3. The method of claim 2, wherein the polysaccharide or derivative thereof is selected from the group consisting of cellulose, guar gum, chitosan, hyaluronic acid, xanthan, carboxymethyl cellulose, carboxymethylhydroxyethyl cellulose, carboxymethyl guar, and carboxymethylhydroxypropyl guar, derivatives thereof and combinations thereof.
4. The method of claim 1, wherein the at least one breaker comprises a polymer.
5. The method of claim 4, wherein the at least one breaker comprises a hydrolysable polyester.
6. The method of claim 5, wherein the hydrolysable polyester is selected from the group consisting of polylactic acid, polyglycolic acid, polycaprolactone, derivatives thereof and combinations thereof.
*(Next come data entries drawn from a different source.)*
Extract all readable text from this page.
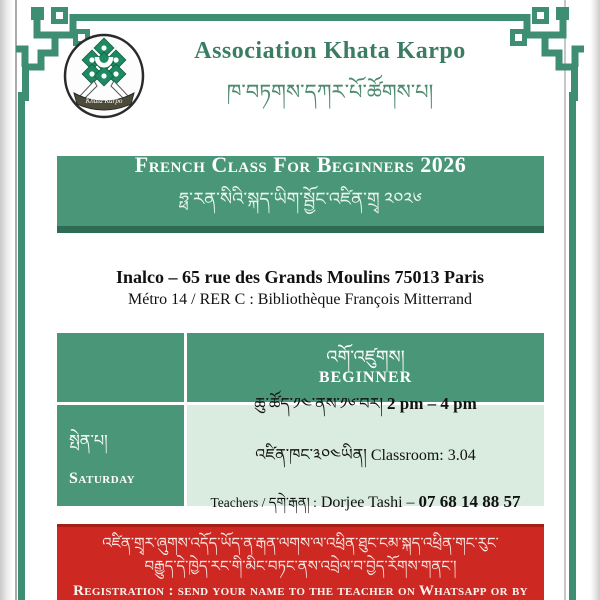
Khata Karpo
Association Khata Karpo
ཁ་བཏགས་དཀར་པོ་ཚོགས་པ།
French Class For Beginners 2026
ཧྥ་རན་སིའི་སྐད་ཡིག་སྦྱོང་འཛིན་གྲྭ ༢༠༢༦
Inalco – 65 rue des Grands Moulins 75013 Paris
Métro 14 / RER C : Bibliothèque François Mitterrand
འགོ་འཛུགས།
BEGINNER
སྤེན་པ།
Saturday
ཆུ་ཚོད་༡༤་ནས་༡༦་བར། 2 pm – 4 pm
འཛིན་ཁང་༣༠༤ཡིན། Classroom: 3.04
Teachers / དགེ་རྒན། : Dorjee Tashi – 07 68 14 88 57
འཛིན་གྲྭར་ཞུགས་འདོད་ཡོད་ན་རྒན་ལགས་ལ་འཕྲིན་ཐུང་ངམ་སྐད་འཕྲིན་གང་རུང་
བརྒྱུད་དེ་ཁྱེད་རང་གི་མིང་བཏང་ནས་འབྲེལ་བ་བྱེད་རོགས་གནང་།
Registration : send your name to the teacher on Whatsapp or by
7. The method of claim 2, wherein the breaker comprises a polylactic acid present in an amount of 1-5 wt% of the polysaccharide.
8. The method of claim 1, wherein the polymer is crosslinked.
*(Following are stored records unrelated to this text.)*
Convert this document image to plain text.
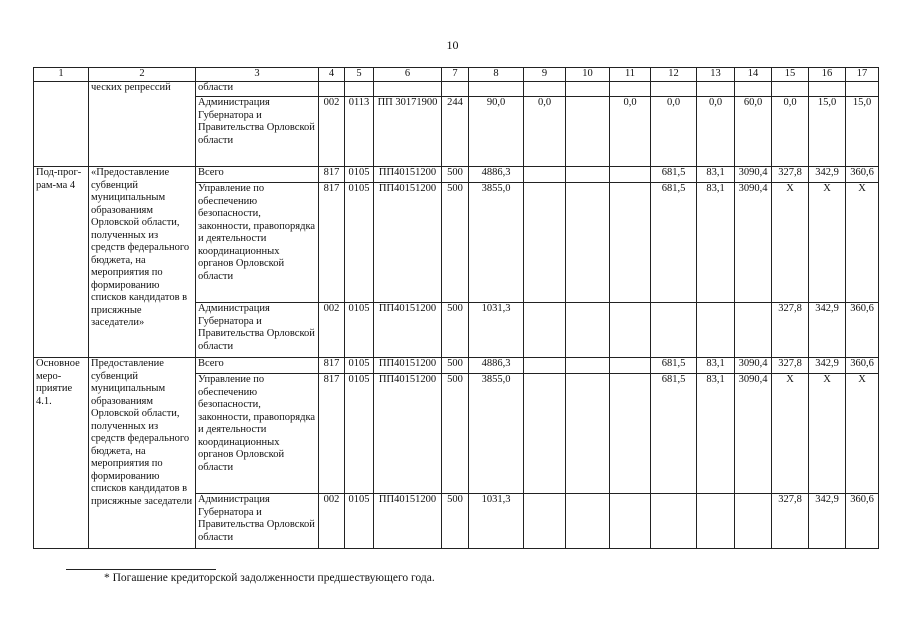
10
1	2	3	4	5	6	7	8	9	10	11	12	13	14	15	16	17
	ческих репрессий	области														
		Администрация Губернатора и Правительства Орловской области	002	0113	ПП 30171900	244	90,0	0,0		0,0	0,0	0,0	60,0	0,0	15,0	15,0
Под-прог-рам-ма 4	«Предоставление субвенций муниципальным образованиям Орловской области, полученных из средств федерального бюджета, на мероприятия по формированию списков кандидатов в присяжные заседатели»	Всего	817	0105	ПП40151200	500	4886,3				681,5	83,1	3090,4	327,8	342,9	360,6
		Управление по обеспечению безопасности, законности, правопорядка и деятельности координационных органов Орловской области	817	0105	ПП40151200	500	3855,0				681,5	83,1	3090,4	X	X	X
		Администрация Губернатора и Правительства Орловской области	002	0105	ПП40151200	500	1031,3							327,8	342,9	360,6
Основное меро-приятие 4.1.	Предоставление субвенций муниципальным образованиям Орловской области, полученных из средств федерального бюджета, на мероприятия по формированию списков кандидатов в присяжные заседатели	Всего	817	0105	ПП40151200	500	4886,3				681,5	83,1	3090,4	327,8	342,9	360,6
		Управление по обеспечению безопасности, законности, правопорядка и деятельности координационных органов Орловской области	817	0105	ПП40151200	500	3855,0				681,5	83,1	3090,4	X	X	X
		Администрация Губернатора и Правительства Орловской области	002	0105	ПП40151200	500	1031,3							327,8	342,9	360,6
* Погашение кредиторской задолженности предшествующего года.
9. The method of claim 1, wherein the composition further comprises a crosslinker.
10. The method of claim 1, wherein the composition further comprises a proppant.
11. The method of claim 1 , wherein the polymer is covalently bonded to at least two breakers having different chemical structures.
12. The method of claim 11, wherein at least one of the at least two breakers is a hydrolysable polyester.
13. The method of claim 11, wherein the at least two breakers having different chemical structures comprise at least two polylactic acids having different chain lengths.
14. A composition for treating a subterranean formation comprising at least one polysaccharide or derivative thereof covalently bonded to at least one hydrolysable polyester, wherein the composition further comprises a plurality of proppant particles.
15. The composition of claim 14, wherein the polysaccharide or derivative thereof is selected from the group consisting of cellulose, guar gum, chitosan, hyaluronic acid, xanthan, carboxymethyl cellulose, carboxymethylhydroxyethyl cellulose, carboxymethyl guar, and carboxymethylhydroxypropyl guar, derivatives thereof and combinations thereof.
16. The composition of claim 14, wherein the hydrolysable polyester is selected from the group consisting of polylactic acid, polyglycolic acid, polycaprolactone, derivatives thereof and combinations thereof.
17. The composition of claim 16, wherein hydrolysable polyester comprises polylactic acid present in an amount of 1-5 wt% of the polysaccharide or derivative thereof.
18. The composition of claim 14, wherein the polysaccharide or derivative thereof is covalently bonded to at least two hydrolysable polyesters having different chemical structures.
19. The composition of claim 17, wherein the at least two hydrolysable polyesters having different chemical structures comprise at least two polylactic acids having different chain lengths.
20. A system for creating or enhancing one or more fractures in a subterranean formation comprising at least one polymer covalently bonded to at least one breaker.